Good morning, Netizens…

In this morning’s David Horsey cartoon we see the logical outcome of an American term called “waffling”, which is further defined, particularly outside of the U.S., as “denoting language without meaning; blathering, babbling, droning.” In other sources it is referred to as “A repetitive response to a question.”

Both seem remotely applicable, despite the fact that President Barack Obama appears to be the source of the comments made about American torture, also referred to as “harsh interrogation techniques”. Does the United States sanction or approve of torturing U.S. Terrorism suspects? That depends largely upon where you get the answer.

Former President George W. Bush was not much better at answering the same questions as put to President Obama. In fact, according a National Public Radio program heard yesterday, the opinion whether or not “waterboarding” was approved by the CIA waffled back and forth throughout much of Bush’s term-of-office until some former CIA operatives no longer active in Iraq had no idea whether or not waterboarding was torture and, if so, whether or not its use was sanctioned by our government.
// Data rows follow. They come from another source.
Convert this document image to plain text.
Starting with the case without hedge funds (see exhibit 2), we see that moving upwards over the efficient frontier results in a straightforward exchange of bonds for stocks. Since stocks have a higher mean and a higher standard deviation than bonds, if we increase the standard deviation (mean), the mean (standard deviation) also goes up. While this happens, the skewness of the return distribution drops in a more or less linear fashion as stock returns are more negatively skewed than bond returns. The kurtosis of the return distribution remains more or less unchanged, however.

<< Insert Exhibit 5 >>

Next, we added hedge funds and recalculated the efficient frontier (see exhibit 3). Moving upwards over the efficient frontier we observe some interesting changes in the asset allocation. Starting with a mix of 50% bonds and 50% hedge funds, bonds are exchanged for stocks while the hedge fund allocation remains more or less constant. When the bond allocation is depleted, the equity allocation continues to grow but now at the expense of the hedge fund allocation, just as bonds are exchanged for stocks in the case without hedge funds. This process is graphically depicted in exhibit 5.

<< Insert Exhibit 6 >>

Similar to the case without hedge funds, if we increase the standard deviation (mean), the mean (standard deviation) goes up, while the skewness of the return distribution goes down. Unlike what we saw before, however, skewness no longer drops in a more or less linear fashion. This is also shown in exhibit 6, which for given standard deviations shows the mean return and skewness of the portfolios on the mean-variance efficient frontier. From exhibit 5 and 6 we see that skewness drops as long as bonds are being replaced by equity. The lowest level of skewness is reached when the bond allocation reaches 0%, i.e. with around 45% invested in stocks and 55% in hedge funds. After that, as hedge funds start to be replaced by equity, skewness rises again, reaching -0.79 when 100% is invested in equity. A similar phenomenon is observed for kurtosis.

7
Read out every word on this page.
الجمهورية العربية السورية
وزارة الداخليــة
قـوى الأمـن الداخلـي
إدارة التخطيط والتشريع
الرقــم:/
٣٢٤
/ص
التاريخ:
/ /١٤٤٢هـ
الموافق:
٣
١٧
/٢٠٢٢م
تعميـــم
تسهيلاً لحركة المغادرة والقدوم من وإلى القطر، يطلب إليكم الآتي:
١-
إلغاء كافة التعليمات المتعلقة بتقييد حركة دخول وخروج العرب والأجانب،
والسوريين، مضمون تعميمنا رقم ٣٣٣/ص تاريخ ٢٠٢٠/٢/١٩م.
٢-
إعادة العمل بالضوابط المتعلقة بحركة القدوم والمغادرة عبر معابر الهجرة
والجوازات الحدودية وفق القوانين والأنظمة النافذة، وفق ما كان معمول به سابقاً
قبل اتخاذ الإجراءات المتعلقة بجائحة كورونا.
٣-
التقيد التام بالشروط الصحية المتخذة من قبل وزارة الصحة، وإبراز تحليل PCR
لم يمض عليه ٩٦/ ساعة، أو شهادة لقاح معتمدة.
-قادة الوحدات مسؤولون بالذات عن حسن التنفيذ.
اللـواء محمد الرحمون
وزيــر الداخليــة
It is painfully obvious to even the most-tentative explorer that various forms of torture were used on Iraqi captives, ranging from the now well-known waterboarding, to hanging prisoners from chains and other forms of indecency under the Bush administration. We, as a nation, justified this because a band of terrorists had killed hundreds of innocents at the World Trade Center by flying planes into them. We, as a nation, justified torturing prisoners because Dick Cheney and Donald Rumsfeld implied it was necessary to break the back world terrorism, to ensure Al Qaeda or the Taliban would never again strike American soil.

But was it right? My answer has been and always will be, “Hell no!” if for no other reason than the old axiom my grandmother once taught me, that two wrongs don’t make a right.

However, now that the cat is out of the bag, that we are now forced to admit we tortured prisoners of war, how do we, as a nation of laws, deal with the issue?

So long as President Barack Obama sits at that big desk, as Commander-in-Chief of all our military might and power, it is his responsibility to answer the questions regarding our collective past. It is now his responsibility to create a policy to address the past.

Waffling is simply not the answer Americans need to hear. Or is it?